ANIMATION

Step 1 With your partner, study how THAUMATROPES, FLIP BOOKS and PHENAKISTASCOPES are made.

FOLLOW THE STEPS TO MAKE YOUR OWN THAUMATROPE, FLIP BOOK AND PHENAKISTASCOPE.

Thaumatropes

Thaumatrope, means "turning marvel" or "wonder turner." Thaumatropes were the first of many optical toys, simple devices for animated entertainment before movies and T.V.

How it works:

A thaumatrope is a small disc, held on opposite sides of its circumference by pieces of string. An image is drawn on each side of the disc, and is selected in such a way that when the disc is spun, the two images appear to become superimposed.

To spin the disc, one string is held in a hand, and the disc is rotated to wind the string.

Then, both strings are held, and the disc is allowed to rotate. Gently stretching the strings will ensure that they continue to unwind and rewind.

This motion causes the disc to rotate, first in one direction and then in the opposite. The faster the disc rotates, the greater the clarity of the illusion.

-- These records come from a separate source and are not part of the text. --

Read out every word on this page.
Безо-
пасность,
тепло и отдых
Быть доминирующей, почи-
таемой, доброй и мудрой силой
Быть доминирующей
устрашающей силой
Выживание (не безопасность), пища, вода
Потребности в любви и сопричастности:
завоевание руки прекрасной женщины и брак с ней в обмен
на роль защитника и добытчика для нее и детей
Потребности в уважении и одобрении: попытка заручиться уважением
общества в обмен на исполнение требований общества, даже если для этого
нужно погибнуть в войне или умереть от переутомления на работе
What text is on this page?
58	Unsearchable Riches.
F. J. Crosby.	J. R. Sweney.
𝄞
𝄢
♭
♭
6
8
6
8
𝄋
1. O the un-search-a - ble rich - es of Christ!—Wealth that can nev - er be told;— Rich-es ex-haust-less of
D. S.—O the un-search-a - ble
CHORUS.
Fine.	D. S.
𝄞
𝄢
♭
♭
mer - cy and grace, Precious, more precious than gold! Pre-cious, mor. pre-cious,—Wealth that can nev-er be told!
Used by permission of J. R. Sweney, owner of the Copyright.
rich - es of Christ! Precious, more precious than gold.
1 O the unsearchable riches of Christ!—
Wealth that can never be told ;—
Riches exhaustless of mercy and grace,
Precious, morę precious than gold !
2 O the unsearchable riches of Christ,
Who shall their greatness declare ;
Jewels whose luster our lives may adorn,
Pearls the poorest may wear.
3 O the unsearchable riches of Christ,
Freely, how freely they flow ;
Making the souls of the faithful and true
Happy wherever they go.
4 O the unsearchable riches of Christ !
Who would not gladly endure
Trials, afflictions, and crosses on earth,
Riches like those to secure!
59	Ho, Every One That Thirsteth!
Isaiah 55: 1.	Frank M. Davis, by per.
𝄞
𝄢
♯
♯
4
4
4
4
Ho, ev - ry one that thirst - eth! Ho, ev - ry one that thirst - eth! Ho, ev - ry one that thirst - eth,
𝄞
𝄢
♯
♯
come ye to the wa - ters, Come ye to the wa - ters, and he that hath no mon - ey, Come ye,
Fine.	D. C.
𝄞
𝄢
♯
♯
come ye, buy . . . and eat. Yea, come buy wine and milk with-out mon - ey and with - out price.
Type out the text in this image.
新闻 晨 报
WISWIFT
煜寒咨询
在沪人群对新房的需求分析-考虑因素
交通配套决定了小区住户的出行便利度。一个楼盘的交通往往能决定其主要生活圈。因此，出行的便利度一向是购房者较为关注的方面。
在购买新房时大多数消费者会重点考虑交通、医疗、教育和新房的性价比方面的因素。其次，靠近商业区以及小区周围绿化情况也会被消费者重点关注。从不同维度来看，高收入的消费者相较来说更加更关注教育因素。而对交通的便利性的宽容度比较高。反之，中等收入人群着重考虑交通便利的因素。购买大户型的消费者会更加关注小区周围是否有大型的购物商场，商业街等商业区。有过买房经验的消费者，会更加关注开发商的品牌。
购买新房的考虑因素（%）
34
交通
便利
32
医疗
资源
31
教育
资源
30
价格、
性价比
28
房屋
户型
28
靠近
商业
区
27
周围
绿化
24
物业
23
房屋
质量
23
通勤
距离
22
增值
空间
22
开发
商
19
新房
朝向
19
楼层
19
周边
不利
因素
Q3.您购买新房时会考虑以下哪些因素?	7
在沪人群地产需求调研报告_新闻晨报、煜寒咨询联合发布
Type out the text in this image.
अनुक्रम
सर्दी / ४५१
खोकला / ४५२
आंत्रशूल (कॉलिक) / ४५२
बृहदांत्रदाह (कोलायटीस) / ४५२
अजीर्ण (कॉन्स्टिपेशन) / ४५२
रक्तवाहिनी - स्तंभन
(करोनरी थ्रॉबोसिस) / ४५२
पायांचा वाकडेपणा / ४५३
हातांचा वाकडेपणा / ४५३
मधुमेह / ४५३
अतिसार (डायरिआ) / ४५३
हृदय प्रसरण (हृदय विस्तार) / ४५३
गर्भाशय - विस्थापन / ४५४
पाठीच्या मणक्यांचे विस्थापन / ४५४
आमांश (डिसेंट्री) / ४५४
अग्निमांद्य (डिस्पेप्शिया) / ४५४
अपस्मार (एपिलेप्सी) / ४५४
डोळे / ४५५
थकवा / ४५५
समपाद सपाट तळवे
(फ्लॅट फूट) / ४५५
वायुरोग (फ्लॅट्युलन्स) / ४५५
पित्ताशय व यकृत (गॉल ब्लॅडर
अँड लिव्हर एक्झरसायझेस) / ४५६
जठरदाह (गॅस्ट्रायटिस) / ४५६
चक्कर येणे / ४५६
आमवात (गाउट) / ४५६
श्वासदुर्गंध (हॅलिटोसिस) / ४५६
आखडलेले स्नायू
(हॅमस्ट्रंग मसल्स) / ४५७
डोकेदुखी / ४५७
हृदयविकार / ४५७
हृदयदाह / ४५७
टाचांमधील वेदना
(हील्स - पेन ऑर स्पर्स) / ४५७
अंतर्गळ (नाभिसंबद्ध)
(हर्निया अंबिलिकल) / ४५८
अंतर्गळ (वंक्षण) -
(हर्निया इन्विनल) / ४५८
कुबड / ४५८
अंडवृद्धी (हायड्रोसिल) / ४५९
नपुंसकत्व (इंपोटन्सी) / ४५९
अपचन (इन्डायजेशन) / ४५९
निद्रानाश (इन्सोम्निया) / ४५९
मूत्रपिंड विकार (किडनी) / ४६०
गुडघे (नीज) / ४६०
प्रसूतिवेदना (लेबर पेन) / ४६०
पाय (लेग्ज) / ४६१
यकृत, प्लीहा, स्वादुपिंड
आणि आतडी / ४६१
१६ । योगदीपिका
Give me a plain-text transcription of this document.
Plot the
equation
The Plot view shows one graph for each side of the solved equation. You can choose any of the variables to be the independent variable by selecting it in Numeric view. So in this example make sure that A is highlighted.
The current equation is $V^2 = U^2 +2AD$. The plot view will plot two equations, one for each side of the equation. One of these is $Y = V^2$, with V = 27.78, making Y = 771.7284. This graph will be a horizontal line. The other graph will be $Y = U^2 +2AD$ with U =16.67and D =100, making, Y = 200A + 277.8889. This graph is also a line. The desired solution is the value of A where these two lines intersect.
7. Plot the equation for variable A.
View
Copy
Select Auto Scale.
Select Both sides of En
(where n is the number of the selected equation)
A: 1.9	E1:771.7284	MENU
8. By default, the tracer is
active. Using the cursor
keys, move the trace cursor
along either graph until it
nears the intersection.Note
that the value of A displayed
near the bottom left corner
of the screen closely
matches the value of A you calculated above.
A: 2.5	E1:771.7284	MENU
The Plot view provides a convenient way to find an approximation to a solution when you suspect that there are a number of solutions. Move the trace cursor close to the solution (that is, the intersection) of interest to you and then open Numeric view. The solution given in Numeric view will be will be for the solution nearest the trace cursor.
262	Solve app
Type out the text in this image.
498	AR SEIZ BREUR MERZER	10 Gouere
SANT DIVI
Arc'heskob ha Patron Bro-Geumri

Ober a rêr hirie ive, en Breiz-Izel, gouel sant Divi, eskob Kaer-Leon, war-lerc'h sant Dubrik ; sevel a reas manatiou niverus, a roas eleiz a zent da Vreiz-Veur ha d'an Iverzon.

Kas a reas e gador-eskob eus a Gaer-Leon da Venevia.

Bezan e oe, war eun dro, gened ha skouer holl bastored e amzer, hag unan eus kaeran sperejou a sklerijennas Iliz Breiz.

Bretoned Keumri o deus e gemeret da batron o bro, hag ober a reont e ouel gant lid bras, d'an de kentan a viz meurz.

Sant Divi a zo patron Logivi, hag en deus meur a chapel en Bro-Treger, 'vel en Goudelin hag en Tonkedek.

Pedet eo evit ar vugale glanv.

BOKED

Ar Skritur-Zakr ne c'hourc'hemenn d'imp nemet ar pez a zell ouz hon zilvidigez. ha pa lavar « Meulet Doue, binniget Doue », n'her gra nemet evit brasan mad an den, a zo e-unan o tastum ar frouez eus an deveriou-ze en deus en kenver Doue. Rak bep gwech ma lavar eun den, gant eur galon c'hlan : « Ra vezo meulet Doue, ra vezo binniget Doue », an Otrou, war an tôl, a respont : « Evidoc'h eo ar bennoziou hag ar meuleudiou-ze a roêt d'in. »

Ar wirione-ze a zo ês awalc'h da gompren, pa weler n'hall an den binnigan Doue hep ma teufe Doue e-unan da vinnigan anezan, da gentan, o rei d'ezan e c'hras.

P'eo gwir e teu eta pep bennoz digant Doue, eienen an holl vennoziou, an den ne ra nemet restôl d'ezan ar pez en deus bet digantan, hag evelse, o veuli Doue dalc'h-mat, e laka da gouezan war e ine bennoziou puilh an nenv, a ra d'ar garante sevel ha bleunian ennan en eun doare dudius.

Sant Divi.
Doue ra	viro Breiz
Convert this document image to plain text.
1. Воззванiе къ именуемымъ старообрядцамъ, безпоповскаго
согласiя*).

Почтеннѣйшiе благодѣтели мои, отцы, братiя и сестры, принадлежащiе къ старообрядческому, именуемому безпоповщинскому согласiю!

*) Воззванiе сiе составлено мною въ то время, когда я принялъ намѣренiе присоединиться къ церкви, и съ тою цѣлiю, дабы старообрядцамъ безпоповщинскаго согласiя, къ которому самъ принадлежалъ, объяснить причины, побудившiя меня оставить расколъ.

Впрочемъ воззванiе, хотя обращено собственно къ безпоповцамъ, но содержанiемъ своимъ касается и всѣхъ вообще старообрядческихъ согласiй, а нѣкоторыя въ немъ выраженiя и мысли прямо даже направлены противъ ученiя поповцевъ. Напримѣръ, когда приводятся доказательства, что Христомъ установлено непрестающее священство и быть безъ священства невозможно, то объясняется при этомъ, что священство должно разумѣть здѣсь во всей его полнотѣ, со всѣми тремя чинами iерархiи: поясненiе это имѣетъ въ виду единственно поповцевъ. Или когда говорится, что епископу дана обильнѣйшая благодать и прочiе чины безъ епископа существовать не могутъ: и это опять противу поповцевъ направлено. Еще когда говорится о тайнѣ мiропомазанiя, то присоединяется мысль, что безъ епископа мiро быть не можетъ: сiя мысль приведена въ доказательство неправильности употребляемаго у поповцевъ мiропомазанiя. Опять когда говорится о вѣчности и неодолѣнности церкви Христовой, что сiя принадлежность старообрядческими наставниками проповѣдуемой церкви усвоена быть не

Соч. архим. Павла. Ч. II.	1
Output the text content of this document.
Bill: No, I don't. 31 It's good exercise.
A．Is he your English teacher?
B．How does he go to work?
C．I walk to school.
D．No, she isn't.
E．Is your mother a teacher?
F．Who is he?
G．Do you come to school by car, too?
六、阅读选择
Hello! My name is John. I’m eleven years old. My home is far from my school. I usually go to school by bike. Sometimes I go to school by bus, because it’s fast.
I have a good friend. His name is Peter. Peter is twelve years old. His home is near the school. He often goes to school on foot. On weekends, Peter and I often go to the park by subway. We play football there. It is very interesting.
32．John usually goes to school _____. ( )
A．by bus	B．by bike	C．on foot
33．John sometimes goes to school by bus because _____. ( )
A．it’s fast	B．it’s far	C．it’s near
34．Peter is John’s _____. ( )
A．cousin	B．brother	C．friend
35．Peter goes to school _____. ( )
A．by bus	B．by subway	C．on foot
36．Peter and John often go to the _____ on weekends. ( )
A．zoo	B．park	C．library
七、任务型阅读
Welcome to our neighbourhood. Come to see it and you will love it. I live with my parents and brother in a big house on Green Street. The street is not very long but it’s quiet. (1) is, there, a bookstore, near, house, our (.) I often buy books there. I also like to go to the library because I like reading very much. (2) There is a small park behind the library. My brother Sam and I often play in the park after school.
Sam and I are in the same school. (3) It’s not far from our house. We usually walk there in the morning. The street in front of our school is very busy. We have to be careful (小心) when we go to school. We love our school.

The bird-cage pair of images were used on the first thaumatrope, and is the most common one seen on thaumatropes today.

See the video below:

Thaumatrope: Bird & Cage

STEP 2 Make a Thaumatrope using 2 circles and two rubber bands

You will need

2 rubber bands

Scissors

Printed images

hole punch

Crayons

glue stick

What to do

Color the bird.

Cut out the two large circles.

Glue them together.

Punch two holes. HINT: Punch them closer to the center than the printed holes on the circles so the holes don't rip when you insert the rubber band.

Pinch the rubber band into the circle, pull the other half of the rubber band through this loop so it will stay in the hole. Repeat with the other rubber band.

FLIPBOOKS

HOW IT WORKS:

A flip book is a collection of combined pictures intended to be flipped over to give the illusion of movement and create an animated sequence from a simple small book.

See the video below:

STEP 4 MAKE A FLIPBOOK

You will need:

Grid paper

Pencil

Stapler

What to do

Use the grid paper to draw a series of images. TIP: Draw each image in the same corner. Start with the last image and 'trace' over it....like the 'onion skin' method.

Staple the stack.

Flip the book to see your image come to life!

PHENAKISTOSCOPE

History:

Dating back to 1832, the Phenakistoscope (Fen-a-KIST-o-scope) is probably the oldest device to actually produce motion pictures. The inventor, Joseph Plateau, was partially blind.

Earlier in life he had stared at the sun for 20 minutes to test out his persistence of vision. The sun’s glaring image stayed in his eyes for several weeks after that, not because of persistence of vision, but because the bright rays had burned holes in the backs of his eyes!

In the months that followed, his eyesight grew progressively worse, and it was during this period that he dreamed up his ingenious way of producing motion pictures.

How to Operate the Phenakistoscope:

To work this gadget, hold it by the handle in front of a mirror, making sure the drawing

side is facing the mirror. Then spin the disc while looking through the slits. The drawings on your phenakistoscope will spring to life.